Estimating the Effect of Saliva on Silver Nanoparticle Concentration on Cloth Samples
- Amir Al-Sheikh (Oak Forest High School)
- Erin Anderson (Tinley Park High School)
- David Kavalauskas (Tinley Park High School)
- Elizabeth Klimek (Tinley Park High School)
- Adam Kral (Oak Forest High School)
- Patrick Nolan (Tinley Park High School)
- David Pleta (Tinley Park High School)
- Eric Vondrak (Tinley Park High School)
- Casey Weisfuss (Tinley Park High School)
- Abigail Zatkalik (Tinley Park High School)
- James Birrell (Tinley Park High School)
- Volker Rose (Argonne National Laboratory, Advanced Photon Source & Center for Nanoscale Materials)
The goal of this experiment is to determine if the presence of saliva will reduce the silver nanoparticle concentration on a surface. As discussed below, the toxicity of silver nanoparticles is currently being researched by a number of groups. In this experiment, we attempted to determine whether the concentration of silver nanoparticles diminishes on surfaces when immersed in an environment designed to mimic a human mouth.

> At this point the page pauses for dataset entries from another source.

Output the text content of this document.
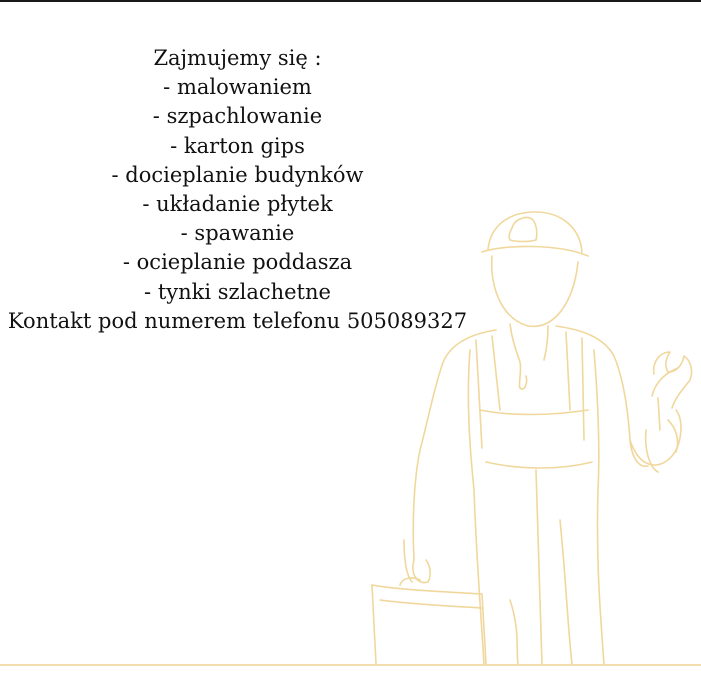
Zajmujemy się :
- malowaniem
- szpachlowanie
- karton gips
- docieplanie budynków
- układanie płytek
- spawanie
- ocieplanie poddasza
- tynki szlachetne
Kontakt pod numerem telefonu 505089327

Our results suggest that there is a correlation between the silver concentration on a sample and the saturation time. We can see this in both the elemental maps produced using the hard x-ray nanoprobe and the integrated spectra of our samples, which show a reduction in silver concentration with the amount of time that the cloth spent in the saliva solution.
More work needs to be done in this area to quantitatively determine the rate of silver removal from the sample, as well as the absorption of silver nanoparticles into the human body and the possible effects of silver nanoparticles on human health.